Mode shapes have no built-in amplitude, they can be scaled by any factor. It is convenient to fix the scale factor using “mass normalisation”: scale each mode so that

$$\mathbf{u}^{(n)T} M \mathbf{u}^{(n)}=1 . \tag{12}$$

The archetypal vibration measurement, on a musical instrument or any other structure, is to apply a sinusoidal force to one point on a structure and observe the response at another point. Suppose we apply a sinusoidal force $F$ at frequency $\omega$ to the $j$th generalised coordinate. Now the frequency response function we want is the response at “point” $k$ to this forcing at “point” $j$. It can be expressed rather simply in terms of the mode shapes and frequencies:

$$G(j,k,\omega)=\dfrac{q_k}{F}=\sum_n \dfrac{u_j^{(n)}u_k^{(n)}}{\omega_n^2-\omega^2}. \tag{13}$$

The word “point” was deliberately written in quotes in the sentence above, because eq. (13) applies to a much wider range of problems than is immediately apparent. We will return to that question after some qualitative comments about what eq. (13) tells us.

The substance of eq. (13) can be described in words. First, the frequency response function for any chosen driving point $j$ and measuring point $k$ can be found once we know the mode shapes and natural frequencies: no other information is needed about the system. Modal information tells you everything. Second, the amplitude of a given modal response is given by the product of the (mass-normalised) mode shape at the driving point with the same mode at the observation point. (Those could be the same point if $j = k$, in which case it would be called a “driving-point response”.) For the drum problem, if the measuring point is kept fixed while the drummer hits at different positions, the “amount” of each mode in the mixture will change in a way which is easily visualised: it simply follows the modal amplitude at the tapping point. Third, each of the separate terms inside the summation in eq. (13) looks exactly like the response of a simple mass-spring oscillator as shown in eq. (12) of section 2.2.2. Comparing the two expressions, we see that the $n$th mode has a natural frequency $\omega_n$ and an effective mass which is the inverse of the mode-shape product $u_j^{(n)}u_k^{(n)}$.

This equivalence extends to the free motion of the system, as well. The most general free motion involves a mixture of the vibration modes, with each mode behaving just like a mass-spring oscillator, bouncing away at its own frequency quite independent of what any other modes might be doing. The total response is simply the sum of these separate modal responses.
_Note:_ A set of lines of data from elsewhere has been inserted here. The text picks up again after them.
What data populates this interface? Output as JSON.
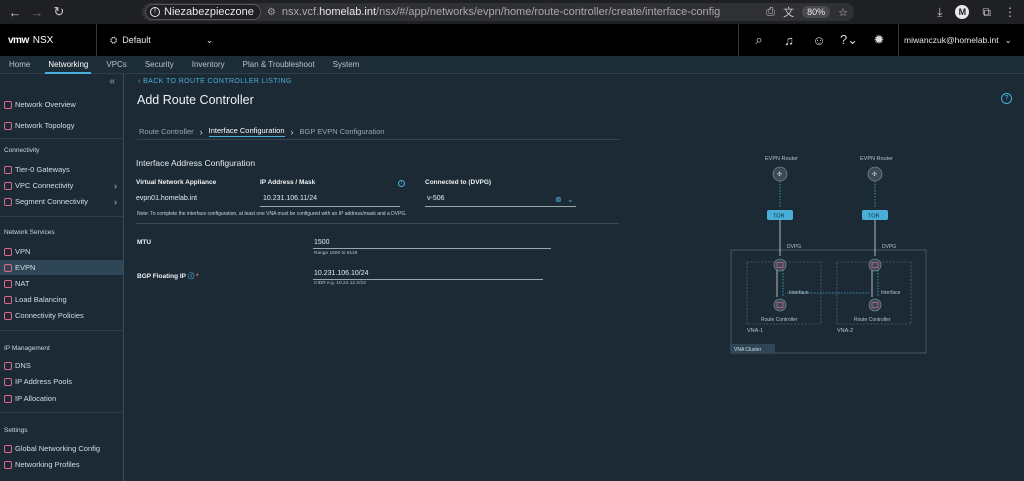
{
  "browser": {
    "security_label": "Niezabezpieczone",
    "url_prefix": "nsx.vcf.",
    "url_domain": "homelab.int",
    "url_path": "/nsx/#/app/networks/evpn/home/route-controller/create/interface-config",
    "zoom": "80%",
    "profile_initial": "M"
  },
  "header": {
    "logo": "vmw",
    "app_name": "NSX",
    "project": "Default",
    "user": "miwanczuk@homelab.int"
  },
  "topnav": [
    "Home",
    "Networking",
    "VPCs",
    "Security",
    "Inventory",
    "Plan & Troubleshoot",
    "System"
  ],
  "topnav_active": "Networking",
  "sidebar": {
    "items": [
      {
        "label": "Network Overview"
      },
      {
        "label": "Network Topology"
      },
      {
        "label": "Tier-0 Gateways"
      },
      {
        "label": "VPC Connectivity"
      },
      {
        "label": "Segment Connectivity"
      },
      {
        "label": "VPN"
      },
      {
        "label": "EVPN"
      },
      {
        "label": "NAT"
      },
      {
        "label": "Load Balancing"
      },
      {
        "label": "Connectivity Policies"
      },
      {
        "label": "DNS"
      },
      {
        "label": "IP Address Pools"
      },
      {
        "label": "IP Allocation"
      },
      {
        "label": "Global Networking Config"
      },
      {
        "label": "Networking Profiles"
      }
    ],
    "sections": [
      "Connectivity",
      "Network Services",
      "IP Management",
      "Settings"
    ]
  },
  "page": {
    "back_link": "BACK TO ROUTE CONTROLLER LISTING",
    "title": "Add Route Controller",
    "steps": [
      "Route Controller",
      "Interface Configuration",
      "BGP EVPN Configuration"
    ],
    "active_step": "Interface Configuration",
    "section_title": "Interface Address Configuration",
    "columns": [
      "Virtual Network Appliance",
      "IP Address / Mask",
      "Connected to (DVPG)"
    ],
    "row": {
      "appliance": "evpn01.homelab.int",
      "ip": "10.231.106.11/24",
      "dvpg": "v-506"
    },
    "note": "Note: To complete the interface configuration, at least one VNA must be configured with an IP address/mask and a DVPG.",
    "mtu": {
      "label": "MTU",
      "value": "1500",
      "hint": "Range 1500 to 9126"
    },
    "bgp": {
      "label": "BGP Floating IP",
      "value": "10.231.106.10/24",
      "hint": "CIDR e.g. 10.22.12.2/23"
    }
  },
  "diagram": {
    "router_left": "EVPN Router",
    "router_right": "EVPN Router",
    "tor": "TOR",
    "dvpg": "DVPG",
    "interface": "Interface",
    "rc": "Route Controller",
    "vna1": "VNA-1",
    "vna2": "VNA-2",
    "cluster": "VNA Cluster"
  },
  "colors": {
    "accent": "#49afd9",
    "icon_pink": "#e0678a",
    "bg": "#1b2a35"
  }
}
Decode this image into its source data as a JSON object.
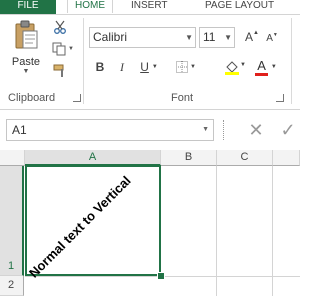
{
  "ribbon_tabs": {
    "file": "FILE",
    "home": "HOME",
    "insert": "INSERT",
    "page_layout": "PAGE LAYOUT"
  },
  "clipboard": {
    "paste_label": "Paste",
    "group_label": "Clipboard"
  },
  "font": {
    "font_name": "Calibri",
    "font_size": "11",
    "group_label": "Font",
    "bold": "B",
    "italic": "I",
    "underline": "U",
    "grow": "A",
    "shrink": "A",
    "font_color_glyph": "A"
  },
  "formula_bar": {
    "name_box": "A1",
    "cancel_glyph": "✕",
    "enter_glyph": "✓"
  },
  "sheet": {
    "columns": [
      "A",
      "B",
      "C"
    ],
    "rows": [
      "1",
      "2"
    ],
    "cell_a1": "Normal text to Vertical"
  },
  "colors": {
    "accent": "#217346",
    "fill_yellow": "#ffff00",
    "font_red": "#e0201c"
  }
}
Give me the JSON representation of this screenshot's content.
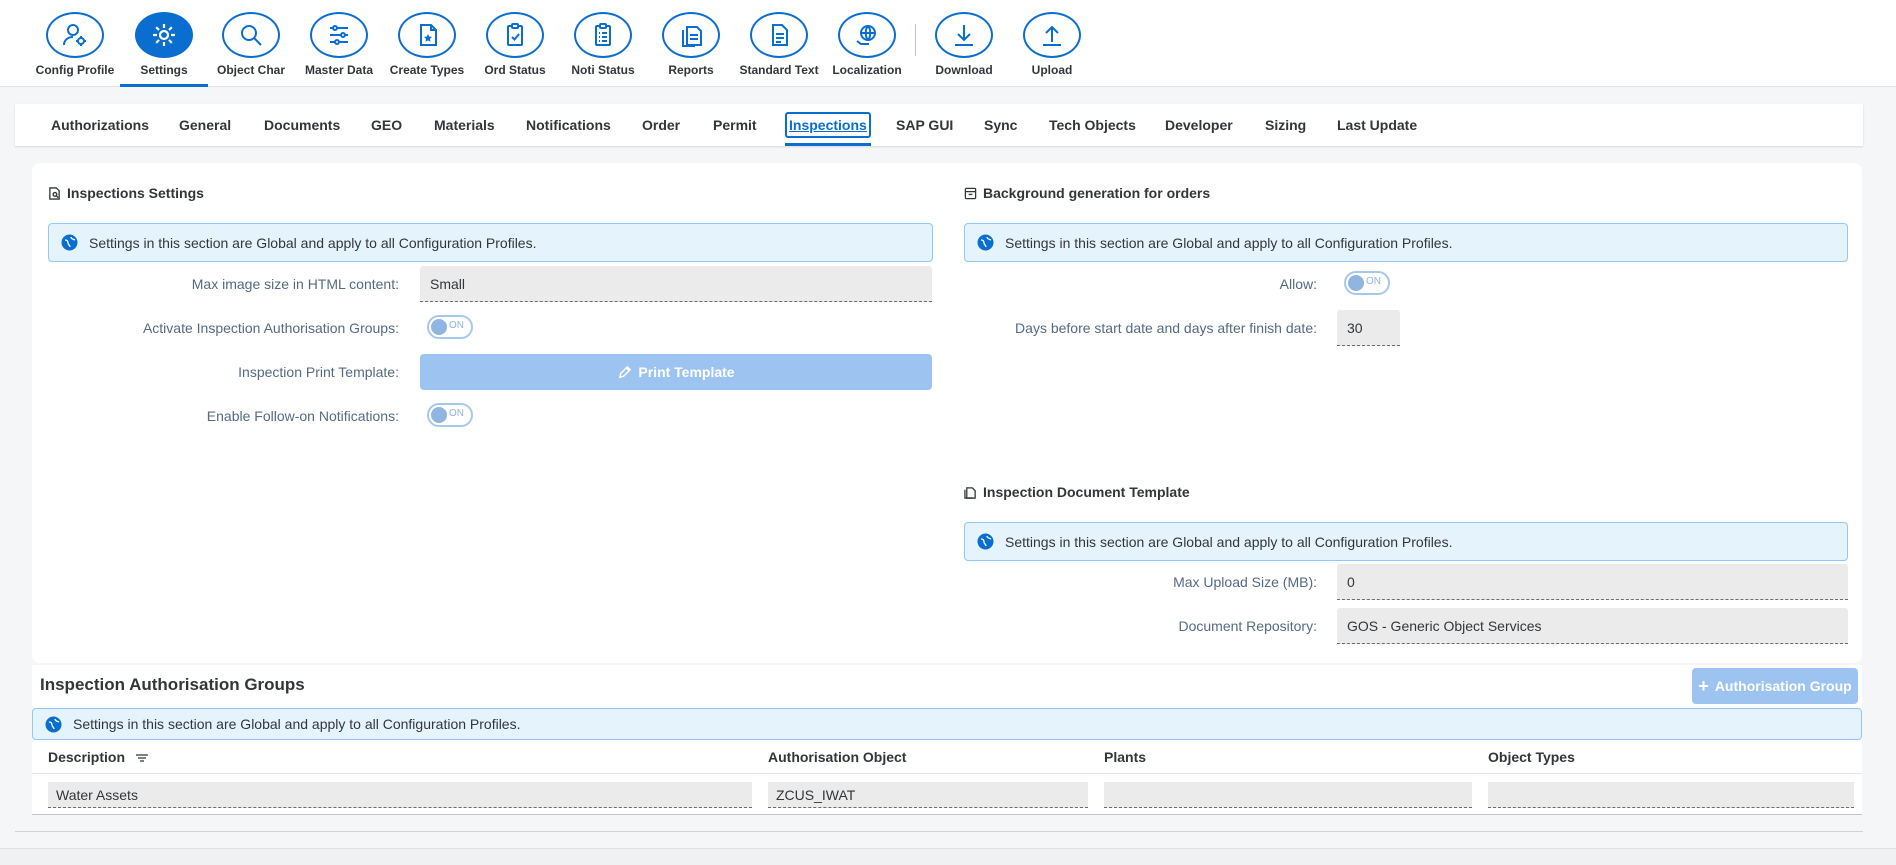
{
  "toolbar": {
    "items": [
      {
        "label": "Config Profile",
        "icon": "user-settings-icon"
      },
      {
        "label": "Settings",
        "icon": "gear-icon",
        "active": true
      },
      {
        "label": "Object Char",
        "icon": "search-icon"
      },
      {
        "label": "Master Data",
        "icon": "sliders-icon"
      },
      {
        "label": "Create Types",
        "icon": "document-star-icon"
      },
      {
        "label": "Ord Status",
        "icon": "clipboard-check-icon"
      },
      {
        "label": "Noti Status",
        "icon": "clipboard-list-icon"
      },
      {
        "label": "Reports",
        "icon": "documents-icon"
      },
      {
        "label": "Standard Text",
        "icon": "document-text-icon"
      },
      {
        "label": "Localization",
        "icon": "globe-hand-icon"
      },
      {
        "label": "Download",
        "icon": "download-icon"
      },
      {
        "label": "Upload",
        "icon": "upload-icon"
      }
    ]
  },
  "tabs": [
    "Authorizations",
    "General",
    "Documents",
    "GEO",
    "Materials",
    "Notifications",
    "Order",
    "Permit",
    "Inspections",
    "SAP GUI",
    "Sync",
    "Tech Objects",
    "Developer",
    "Sizing",
    "Last Update"
  ],
  "active_tab": "Inspections",
  "global_message": "Settings in this section are Global and apply to all Configuration Profiles.",
  "inspections_settings": {
    "title": "Inspections Settings",
    "max_image_label": "Max image size in HTML content:",
    "max_image_value": "Small",
    "activate_groups_label": "Activate Inspection Authorisation Groups:",
    "activate_groups_toggle": "ON",
    "print_template_label": "Inspection Print Template:",
    "print_template_button": "Print Template",
    "follow_on_label": "Enable Follow-on Notifications:",
    "follow_on_toggle": "ON"
  },
  "background_generation": {
    "title": "Background generation for orders",
    "allow_label": "Allow:",
    "allow_toggle": "ON",
    "days_label": "Days before start date and days after finish date:",
    "days_value": "30"
  },
  "document_template": {
    "title": "Inspection Document Template",
    "max_upload_label": "Max Upload Size (MB):",
    "max_upload_value": "0",
    "repository_label": "Document Repository:",
    "repository_value": "GOS - Generic Object Services"
  },
  "auth_groups": {
    "title": "Inspection Authorisation Groups",
    "add_button": "Authorisation Group",
    "columns": [
      "Description",
      "Authorisation Object",
      "Plants",
      "Object Types"
    ],
    "rows": [
      {
        "description": "Water Assets",
        "auth_object": "ZCUS_IWAT",
        "plants": "",
        "object_types": ""
      }
    ]
  },
  "colors": {
    "accent": "#0a6ed1",
    "message_bg": "#e5f3fd",
    "disabled_button": "#9dc4f1"
  }
}
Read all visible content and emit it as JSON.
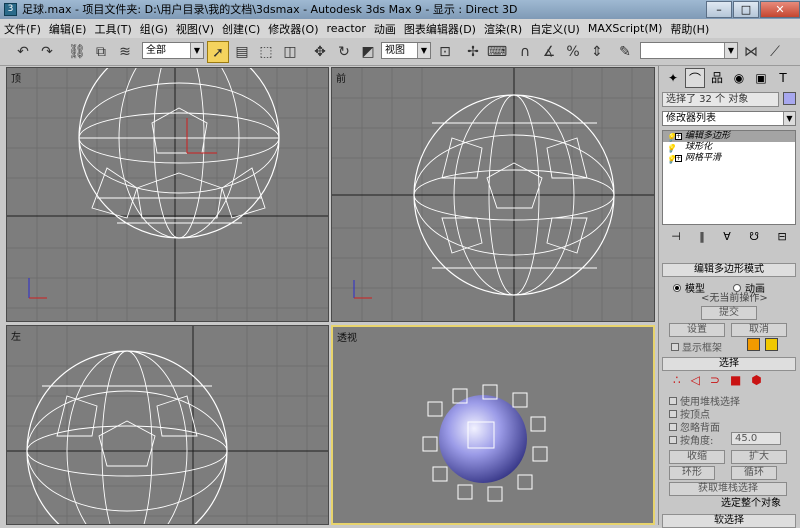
{
  "window": {
    "title": "足球.max   - 项目文件夹: D:\\用户目录\\我的文档\\3dsmax    - Autodesk 3ds Max 9    - 显示 : Direct 3D",
    "app_icon": "3ds-max-icon",
    "buttons": {
      "minimize": "–",
      "maximize": "□",
      "close": "✕"
    }
  },
  "menu": [
    "文件(F)",
    "编辑(E)",
    "工具(T)",
    "组(G)",
    "视图(V)",
    "创建(C)",
    "修改器(O)",
    "reactor",
    "动画",
    "图表编辑器(D)",
    "渲染(R)",
    "自定义(U)",
    "MAXScript(M)",
    "帮助(H)"
  ],
  "toolbar": {
    "selection_filter": "全部",
    "coord_system": "视图",
    "named_selection": ""
  },
  "viewports": {
    "top": "顶",
    "front": "前",
    "left": "左",
    "perspective": "透视"
  },
  "command_panel": {
    "object_name": "选择了 32 个 对象",
    "object_color": "#a7a7ee",
    "modifier_list": "修改器列表",
    "stack": [
      "编辑多边形",
      "球形化",
      "网格平滑"
    ],
    "edit_mode": {
      "title": "编辑多边形模式",
      "model": "模型",
      "animation": "动画",
      "no_current_op": "<无当前操作>",
      "commit": "提交",
      "settings": "设置",
      "cancel": "取消",
      "show_cage": "显示框架",
      "cage_color1": "#f29a00",
      "cage_color2": "#f0c800"
    },
    "selection": {
      "title": "选择",
      "by_vertex": "使用堆栈选择",
      "by_vertex_pt": "按顶点",
      "ignore_backface": "忽略背面",
      "by_angle": "按角度:",
      "angle_value": "45.0",
      "shrink": "收缩",
      "grow": "扩大",
      "ring": "环形",
      "loop": "循环",
      "get_stack": "获取堆栈选择",
      "status": "选定整个对象"
    },
    "soft_selection": "软选择"
  }
}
The components of the vector $\mathbf{u}$ are not necessarily displacements at points on the structure: they might be rotation angles if we are looking at a problem involving torsional motion, or they might be less obvious things like the coefficients in a Finite-Element model of a structure. The transfer function (13) applies equally well to all these cases, provided the correct definition is used for the “force” $F$. For internal consistency, this has to be the correct “generalised force” to appear on the right-hand side of Lagrange’s equation. The definition of the generalised force $Q_j$ associated with a generalised coordinate $q_j$ is as follows. Imagine a small movement of the system in which $q_j$ increases by a small amount $\delta q_j$ while all the other generalised coordinates remain unchanged. Suppose the work done on the system by external forces during this displacement is $\delta W$: then define $Q_j$ so that

$$\delta W=Q_j \delta q_j. \tag{14}$$

If $q_j$ is actually the displacement of a particular point on the system, then $Q_j$ is indeed the force applied at that point, as implied by the description during the derivation of the transfer function (13) above. If $q_j$ is the rotation angle of a system component, then $Q_j$ is the external moment applied to that component.